During the past five years, the homeownership rate of 30-to-34-year-olds has fallen more steeply than the rate of any other age group. This is bad news for the housing market because, typically, the majority of Americans first become homeowners in their early thirties. Between the third quarter of 2007 and the third quarter of 2012, the homeownership rate of householders aged 30 to 34 fell from 55.3 to 46.9 percent. The rate fell because most 25-to-29-year-olds of 2007, who entered their early thirties during the next five years, were unable or unwilling to buy a home.
The homeownership rate of 25-to-29-year-olds was 40.5 percent in the third quarter of 2007. Five years later in the third quarter of 2012, the homeownership rate of the cohort, now aged 30 to 34, had grown to 46.9 percent. The cohort boosted its homeownership rate by 6.4 percentage points as it aged from its late twenties to its early thirties. Sounds good for the housing market, right?

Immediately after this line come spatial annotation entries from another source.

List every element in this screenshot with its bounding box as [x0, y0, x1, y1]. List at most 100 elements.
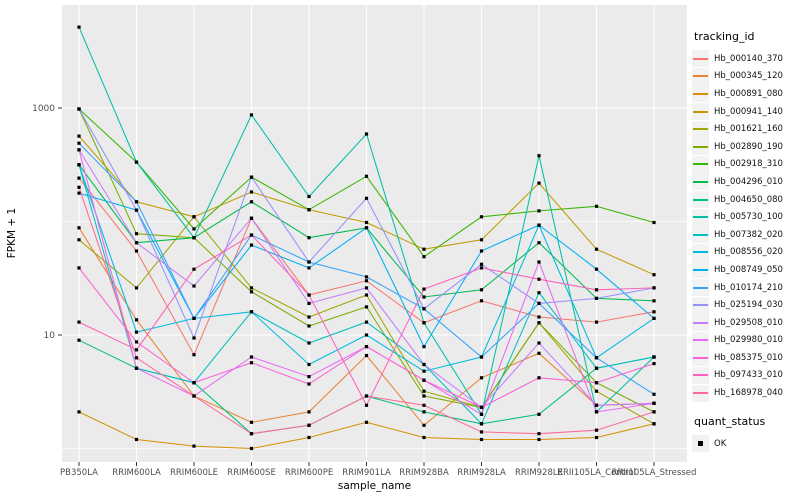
data-point [422, 410, 426, 414]
data-point [307, 375, 311, 379]
legend-key [692, 208, 709, 226]
data-point [192, 316, 196, 320]
data-point [134, 330, 139, 334]
data-point [249, 113, 254, 117]
data-point [479, 376, 484, 380]
data-point [77, 266, 81, 270]
data-point [652, 299, 656, 303]
data-point [479, 422, 484, 426]
data-point [307, 410, 311, 414]
legend-label: Hb_007382_020 [714, 229, 783, 240]
data-point [77, 338, 81, 342]
data-point [134, 241, 139, 245]
legend-label: Hb_000891_080 [714, 88, 783, 99]
data-point [192, 394, 196, 398]
data-point [479, 288, 484, 292]
data-point [77, 25, 81, 29]
data-point [594, 435, 599, 440]
data-point [249, 243, 254, 247]
data-point [134, 286, 139, 290]
legend-label: Hb_002918_310 [714, 159, 783, 170]
data-point [249, 361, 254, 365]
data-point [594, 428, 599, 432]
data-point [422, 295, 426, 299]
data-point [364, 320, 369, 324]
legend-key [692, 120, 709, 138]
data-point [422, 255, 426, 259]
x-tick-label: RRII105LA_Stressed [612, 468, 697, 478]
data-point [249, 310, 254, 314]
data-point [134, 437, 139, 442]
legend-color-line [693, 268, 708, 271]
data-point [307, 208, 311, 212]
legend-items: Hb_000140_370 Hb_000345_120 Hb_000891_080 H… [692, 50, 798, 402]
x-tick-label: RRIM600SE [227, 468, 276, 478]
data-point [422, 345, 426, 349]
x-tick-label: RRIM928LA [457, 468, 506, 478]
legend-key [692, 138, 709, 156]
data-point [77, 410, 81, 414]
data-point [537, 181, 541, 185]
legend-label: Hb_097433_010 [714, 370, 783, 381]
data-point [652, 286, 656, 290]
data-point [192, 444, 196, 448]
legend-key [692, 173, 709, 191]
data-point [364, 286, 369, 290]
data-point [422, 403, 426, 407]
data-point [537, 291, 541, 295]
x-tick-label: RRIM600LE [170, 468, 218, 478]
legend-color-line [693, 304, 708, 307]
legend-item: Hb_002890_190 [692, 138, 798, 156]
data-point [77, 191, 81, 195]
data-point [364, 196, 369, 200]
legend-item: Hb_168978_040 [692, 384, 798, 402]
legend-item: Hb_001621_160 [692, 120, 798, 138]
x-tick-label: RRIM928BA [399, 468, 449, 478]
legend-title-quant: quant_status [694, 414, 766, 428]
legend-color-line [693, 110, 708, 113]
data-point [249, 420, 254, 424]
legend-label: Hb_010174_210 [714, 282, 783, 293]
y-tick-label: 10 [44, 331, 56, 341]
data-point [594, 204, 599, 208]
data-point [652, 273, 656, 277]
data-point [479, 430, 484, 434]
legend-color-line [693, 145, 708, 148]
legend-item: Hb_008556_020 [692, 243, 798, 262]
data-point [192, 284, 196, 288]
data-point [537, 376, 541, 380]
legend-color-line [693, 356, 708, 359]
data-point [594, 267, 599, 271]
data-point [422, 378, 426, 382]
x-tick-label: RRIM928LE [515, 468, 563, 478]
x-tick-label: RRII105LA_Control [557, 468, 636, 478]
legend-key [692, 85, 709, 103]
data-point [594, 288, 599, 292]
data-point [134, 160, 139, 164]
legend-key [692, 226, 709, 244]
data-point [594, 247, 599, 251]
data-point [652, 392, 656, 396]
legend-label: Hb_008556_020 [714, 247, 783, 258]
legend-item: Hb_007382_020 [692, 226, 798, 244]
data-point [77, 238, 81, 242]
legend-key [692, 314, 709, 332]
plot-panel [62, 5, 687, 462]
data-point [307, 266, 311, 270]
data-point [594, 403, 599, 407]
data-point [652, 316, 656, 320]
data-point [537, 209, 541, 213]
data-point [364, 275, 369, 279]
x-axis-title: sample_name [338, 480, 411, 492]
data-point [652, 220, 656, 225]
legend-label: Hb_085375_010 [714, 352, 783, 363]
x-tick-label: RRIM600LA [112, 468, 161, 478]
legend-color-line [693, 92, 708, 95]
data-point [134, 208, 139, 212]
legend-key [692, 67, 709, 85]
data-point [192, 267, 196, 271]
data-point [134, 348, 139, 352]
data-point [364, 174, 369, 178]
legend-color-line [693, 163, 708, 166]
legend-key [692, 384, 709, 402]
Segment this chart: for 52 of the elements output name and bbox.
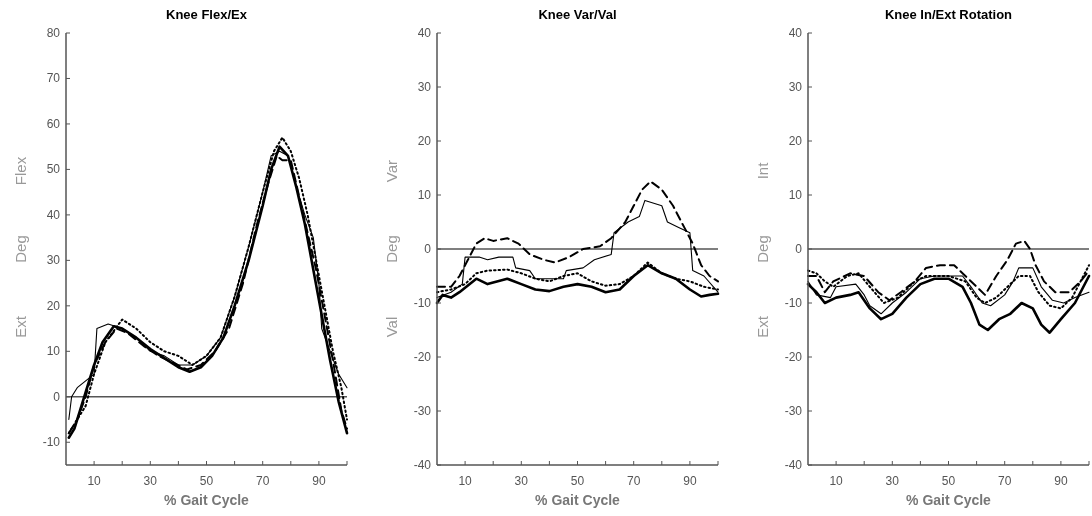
y-tick-label: 0 (53, 389, 61, 404)
y-tick-label: -10 (413, 296, 432, 310)
x-tick-label: 30 (514, 474, 529, 488)
x-tick-label: 70 (998, 474, 1012, 488)
x-axis-title: % Gait Cycle (164, 492, 250, 508)
text: Ext Deg Flex (12, 156, 29, 338)
y-tick-label: 0 (795, 242, 803, 256)
x-tick-label: 70 (256, 474, 270, 488)
chart-title: Knee Var/Val (538, 7, 617, 22)
y-tick-label: 40 (46, 207, 61, 222)
x-tick-label: 50 (199, 474, 214, 488)
y-tick-label: 10 (788, 188, 803, 202)
x-tick-label: 10 (829, 474, 844, 488)
y-tick-label: 40 (788, 26, 803, 40)
y-tick-label: 0 (424, 242, 432, 256)
x-tick-label: 50 (941, 474, 956, 488)
x-tick-label: 30 (885, 474, 900, 488)
y-tick-label: 60 (46, 116, 61, 131)
chart-title: Knee In/Ext Rotation (884, 7, 1013, 22)
y-tick-label: 20 (417, 134, 432, 148)
y-tick-label: 30 (417, 80, 432, 94)
x-axis-title: % Gait Cycle (535, 492, 621, 508)
chart-title: Knee Flex/Ex (166, 7, 248, 22)
y-tick-label: 30 (788, 80, 803, 94)
x-tick-label: 10 (458, 474, 473, 488)
y-tick-label: 70 (46, 71, 61, 86)
y-tick-label: -20 (784, 350, 803, 364)
y-tick-label: 10 (46, 344, 61, 359)
y-tick-label: 20 (788, 134, 803, 148)
x-tick-label: 10 (87, 474, 102, 488)
y-tick-label: 80 (46, 26, 61, 40)
x-tick-label: 30 (143, 474, 158, 488)
y-tick-label: -10 (784, 296, 803, 310)
y-tick-label: 40 (417, 26, 432, 40)
y-tick-label: -30 (413, 404, 432, 418)
x-tick-label: 90 (683, 474, 697, 488)
x-axis-title: % Gait Cycle (906, 492, 992, 508)
y-tick-label: 20 (46, 298, 61, 313)
x-tick-label: 70 (627, 474, 641, 488)
text: Val Deg Var (383, 159, 400, 338)
y-tick-label: 30 (46, 253, 61, 268)
x-tick-label: 90 (312, 474, 326, 488)
y-tick-label: -40 (413, 458, 432, 472)
text: Ext Deg Int (754, 162, 771, 338)
y-tick-label: -30 (784, 404, 803, 418)
x-tick-label: 90 (1054, 474, 1068, 488)
y-tick-label: -10 (42, 435, 61, 450)
y-tick-label: 50 (46, 162, 61, 177)
y-tick-label: 10 (417, 188, 432, 202)
y-tick-label: -20 (413, 350, 432, 364)
x-tick-label: 50 (570, 474, 585, 488)
y-tick-label: -40 (784, 458, 803, 472)
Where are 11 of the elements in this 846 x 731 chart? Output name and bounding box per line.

Wrong. That 6.4 percentage point increase pales in comparison to past gains in homeownership as people aged from their late twenties to their early thirties. For example, in 2002 the homeownership rate of 25-to-29-year-olds was 39.6 percent. Five years later in 2007, the homeownership rate of the same cohort, aged 30 to 34, was 55.3 percent--a gain of 15.7 percentage points! If the homeownership rate of today's 30-to-34-year-olds had grown that much between 2007 and 2012, their current rate would be 56.2 percent--nearly 10 percentage points higher than it is today.
For the housing market to recover, it has to get those first-time homebuyers back.